Although most of the forest was cut to fuel the iron smelting industry that once flourished here, the land has recovered and supports a magnificent, second-growth forest. Oak and hickory are the dominant trees while the woodland floor harbors a fascinating assemblage of shrubs and wildflowers. The yellow lady's slipper ,one of the rarest and most showy orchids, blooms in secluded hollows. Other spring wildflowers such as blue-eyed mary, bloodroot and wild geranium can be found in abundance.
Deer and wild turkeys are often seen in a number of park locations. Of the many animals inhabiting the park, none is as popular as the beaver. As nature's dam builders, the beavers are found in numbers and can be observed near the quiet inlets of the lake.
History of the Area
Though the roar of the iron furnaces no longer echoes through the hills of Vinton County, there are many reminders of days gone by at Lake Hope State Park.
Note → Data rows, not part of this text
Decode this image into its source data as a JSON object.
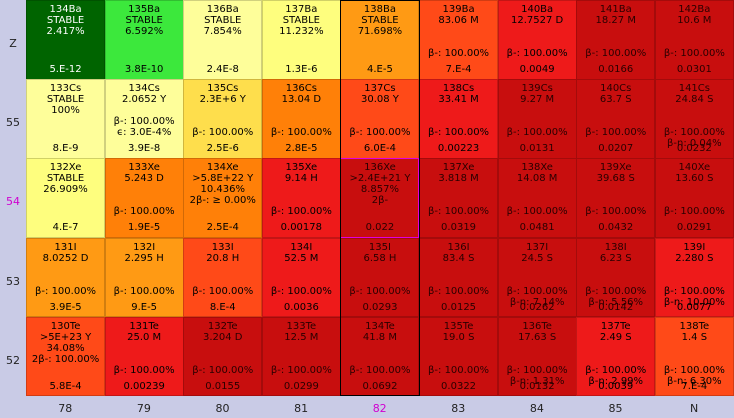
{
  "row_labels": [
    "Z",
    "55",
    "54",
    "53",
    "52"
  ],
  "highlight_row": 2,
  "col_labels": [
    "78",
    "79",
    "80",
    "81",
    "82",
    "83",
    "84",
    "85",
    "N"
  ],
  "highlight_col": 4,
  "highlight_cell": [
    2,
    4
  ],
  "palette": {
    "dark_green": "#006400",
    "green": "#3ce83c",
    "yellow": "#fefe7e",
    "light_yellow": "#fefe9a",
    "gold": "#fede4c",
    "orange": "#ff9a14",
    "dark_orange": "#ff8008",
    "red_orange": "#ff4a18",
    "red": "#ee1a1a",
    "crimson": "#c80e0e",
    "dark_red": "#b00a0a"
  },
  "cells": [
    [
      {
        "lines": [
          "134Ba",
          "STABLE",
          "2.417%"
        ],
        "bottom": "5.E-12",
        "color": "dark_green"
      },
      {
        "lines": [
          "135Ba",
          "STABLE",
          "6.592%"
        ],
        "bottom": "3.8E-10",
        "color": "green"
      },
      {
        "lines": [
          "136Ba",
          "STABLE",
          "7.854%"
        ],
        "bottom": "2.4E-8",
        "color": "light_yellow"
      },
      {
        "lines": [
          "137Ba",
          "STABLE",
          "11.232%"
        ],
        "bottom": "1.3E-6",
        "color": "yellow"
      },
      {
        "lines": [
          "138Ba",
          "STABLE",
          "71.698%"
        ],
        "bottom": "4.E-5",
        "color": "orange"
      },
      {
        "lines": [
          "139Ba",
          "83.06 M",
          "",
          "",
          "β-: 100.00%"
        ],
        "bottom": "7.E-4",
        "color": "red_orange"
      },
      {
        "lines": [
          "140Ba",
          "12.7527 D",
          "",
          "",
          "β-: 100.00%"
        ],
        "bottom": "0.0049",
        "color": "red"
      },
      {
        "lines": [
          "141Ba",
          "18.27 M",
          "",
          "",
          "β-: 100.00%"
        ],
        "bottom": "0.0166",
        "color": "crimson"
      },
      {
        "lines": [
          "142Ba",
          "10.6 M",
          "",
          "",
          "β-: 100.00%"
        ],
        "bottom": "0.0301",
        "color": "crimson"
      }
    ],
    [
      {
        "lines": [
          "133Cs",
          "STABLE",
          "100%"
        ],
        "bottom": "8.E-9",
        "color": "light_yellow"
      },
      {
        "lines": [
          "134Cs",
          "2.0652 Y",
          "",
          "β-: 100.00%",
          "ϵ: 3.0E-4%"
        ],
        "bottom": "3.9E-8",
        "color": "light_yellow"
      },
      {
        "lines": [
          "135Cs",
          "2.3E+6 Y",
          "",
          "",
          "β-: 100.00%"
        ],
        "bottom": "2.5E-6",
        "color": "gold"
      },
      {
        "lines": [
          "136Cs",
          "13.04 D",
          "",
          "",
          "β-: 100.00%"
        ],
        "bottom": "2.8E-5",
        "color": "dark_orange"
      },
      {
        "lines": [
          "137Cs",
          "30.08 Y",
          "",
          "",
          "β-: 100.00%"
        ],
        "bottom": "6.0E-4",
        "color": "red_orange"
      },
      {
        "lines": [
          "138Cs",
          "33.41 M",
          "",
          "",
          "β-: 100.00%"
        ],
        "bottom": "0.00223",
        "color": "red"
      },
      {
        "lines": [
          "139Cs",
          "9.27 M",
          "",
          "",
          "β-: 100.00%"
        ],
        "bottom": "0.0131",
        "color": "crimson"
      },
      {
        "lines": [
          "140Cs",
          "63.7 S",
          "",
          "",
          "β-: 100.00%"
        ],
        "bottom": "0.0207",
        "color": "crimson"
      },
      {
        "lines": [
          "141Cs",
          "24.84 S",
          "",
          "",
          "β-: 100.00%",
          "β-n: 0.04%"
        ],
        "bottom": "0.0232",
        "color": "crimson"
      }
    ],
    [
      {
        "lines": [
          "132Xe",
          "STABLE",
          "26.909%"
        ],
        "bottom": "4.E-7",
        "color": "yellow"
      },
      {
        "lines": [
          "133Xe",
          "5.243 D",
          "",
          "",
          "β-: 100.00%"
        ],
        "bottom": "1.9E-5",
        "color": "dark_orange"
      },
      {
        "lines": [
          "134Xe",
          ">5.8E+22 Y",
          "10.436%",
          "2β-: ≥ 0.00%"
        ],
        "bottom": "2.5E-4",
        "color": "dark_orange"
      },
      {
        "lines": [
          "135Xe",
          "9.14 H",
          "",
          "",
          "β-: 100.00%"
        ],
        "bottom": "0.00178",
        "color": "red"
      },
      {
        "lines": [
          "136Xe",
          ">2.4E+21 Y",
          "8.857%",
          "2β-"
        ],
        "bottom": "0.022",
        "color": "crimson"
      },
      {
        "lines": [
          "137Xe",
          "3.818 M",
          "",
          "",
          "β-: 100.00%"
        ],
        "bottom": "0.0319",
        "color": "crimson"
      },
      {
        "lines": [
          "138Xe",
          "14.08 M",
          "",
          "",
          "β-: 100.00%"
        ],
        "bottom": "0.0481",
        "color": "crimson"
      },
      {
        "lines": [
          "139Xe",
          "39.68 S",
          "",
          "",
          "β-: 100.00%"
        ],
        "bottom": "0.0432",
        "color": "crimson"
      },
      {
        "lines": [
          "140Xe",
          "13.60 S",
          "",
          "",
          "β-: 100.00%"
        ],
        "bottom": "0.0291",
        "color": "crimson"
      }
    ],
    [
      {
        "lines": [
          "131I",
          "8.0252 D",
          "",
          "",
          "β-: 100.00%"
        ],
        "bottom": "3.9E-5",
        "color": "orange"
      },
      {
        "lines": [
          "132I",
          "2.295 H",
          "",
          "",
          "β-: 100.00%"
        ],
        "bottom": "9.E-5",
        "color": "orange"
      },
      {
        "lines": [
          "133I",
          "20.8 H",
          "",
          "",
          "β-: 100.00%"
        ],
        "bottom": "8.E-4",
        "color": "red_orange"
      },
      {
        "lines": [
          "134I",
          "52.5 M",
          "",
          "",
          "β-: 100.00%"
        ],
        "bottom": "0.0036",
        "color": "red"
      },
      {
        "lines": [
          "135I",
          "6.58 H",
          "",
          "",
          "β-: 100.00%"
        ],
        "bottom": "0.0293",
        "color": "crimson"
      },
      {
        "lines": [
          "136I",
          "83.4 S",
          "",
          "",
          "β-: 100.00%"
        ],
        "bottom": "0.0125",
        "color": "crimson"
      },
      {
        "lines": [
          "137I",
          "24.5 S",
          "",
          "",
          "β-: 100.00%",
          "β-n: 7.14%"
        ],
        "bottom": "0.0262",
        "color": "crimson"
      },
      {
        "lines": [
          "138I",
          "6.23 S",
          "",
          "",
          "β-: 100.00%",
          "β-n: 5.56%"
        ],
        "bottom": "0.0142",
        "color": "crimson"
      },
      {
        "lines": [
          "139I",
          "2.280 S",
          "",
          "",
          "β-: 100.00%",
          "β-n: 10.00%"
        ],
        "bottom": "0.0077",
        "color": "red"
      }
    ],
    [
      {
        "lines": [
          "130Te",
          ">5E+23 Y",
          "34.08%",
          "2β-: 100.00%"
        ],
        "bottom": "5.8E-4",
        "color": "red_orange"
      },
      {
        "lines": [
          "131Te",
          "25.0 M",
          "",
          "",
          "β-: 100.00%"
        ],
        "bottom": "0.00239",
        "color": "red"
      },
      {
        "lines": [
          "132Te",
          "3.204 D",
          "",
          "",
          "β-: 100.00%"
        ],
        "bottom": "0.0155",
        "color": "crimson"
      },
      {
        "lines": [
          "133Te",
          "12.5 M",
          "",
          "",
          "β-: 100.00%"
        ],
        "bottom": "0.0299",
        "color": "crimson"
      },
      {
        "lines": [
          "134Te",
          "41.8 M",
          "",
          "",
          "β-: 100.00%"
        ],
        "bottom": "0.0692",
        "color": "crimson"
      },
      {
        "lines": [
          "135Te",
          "19.0 S",
          "",
          "",
          "β-: 100.00%"
        ],
        "bottom": "0.0322",
        "color": "crimson"
      },
      {
        "lines": [
          "136Te",
          "17.63 S",
          "",
          "",
          "β-: 100.00%",
          "β-n: 1.31%"
        ],
        "bottom": "0.0132",
        "color": "crimson"
      },
      {
        "lines": [
          "137Te",
          "2.49 S",
          "",
          "",
          "β-: 100.00%",
          "β-n: 2.99%"
        ],
        "bottom": "0.0039",
        "color": "red"
      },
      {
        "lines": [
          "138Te",
          "1.4 S",
          "",
          "",
          "β-: 100.00%",
          "β-n: 6.30%"
        ],
        "bottom": "7.E-4",
        "color": "red_orange"
      }
    ]
  ]
}
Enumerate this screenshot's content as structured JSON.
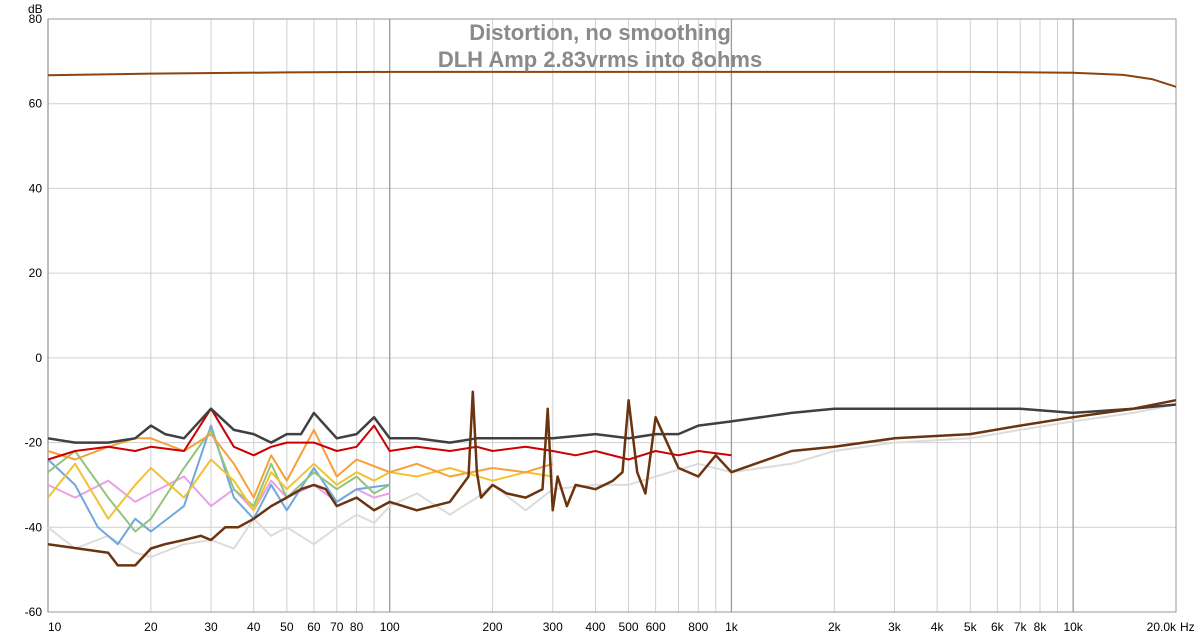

Situated at the heart of Ohio's Hanging Rock iron region, Lake Hope State Park reflects the rich history of much of southeastern Ohio.
The Hope Furnace was built here over 100 years ago to process the iron ore extracted from the region's sandstone bedrock. The iron resulting from the ore smelting process was used to produce many different items, including ammunition and cannon for the Union Army during the Civil War. Hundreds of men labored cutting timber, working the furnace and driving teams of mules hauling iron ore to the furnace. Charcoal fires were tended 24 hours a day; so much wood was required for this process that the surrounding hillsides were almost completely stripped of their timber. At the height of the Hope Furnace's production, Ohio was one of the nation's leading producers of iron. As time passed, iron ore was discovered farther west and Ohio's reputation as a major iron producer waned.
By 1900, nearly all of the major furnaces in southern Ohio were shut down. Today, the Hope Furnace chimney and some of the foundation are all that remain of the structure. In the vicinity of the chimney, one may find pieces of slag, the cast-off residue from the smelting process. These pock-marked, glass-like piece shave now become a part of the forest floor. The forest we now see is one that has grown back where hundreds of years ago a primeval forest once stood.
For a time, coal was an important Vinton County export. A number of mines tunneled into the hills and large quantities of coal were transported out in ox-drawn coal cars. Most of the mines were abandoned early in this century.
Lake Hope State Park was created in 1949 when the Division of Parks and Recreation came into existence.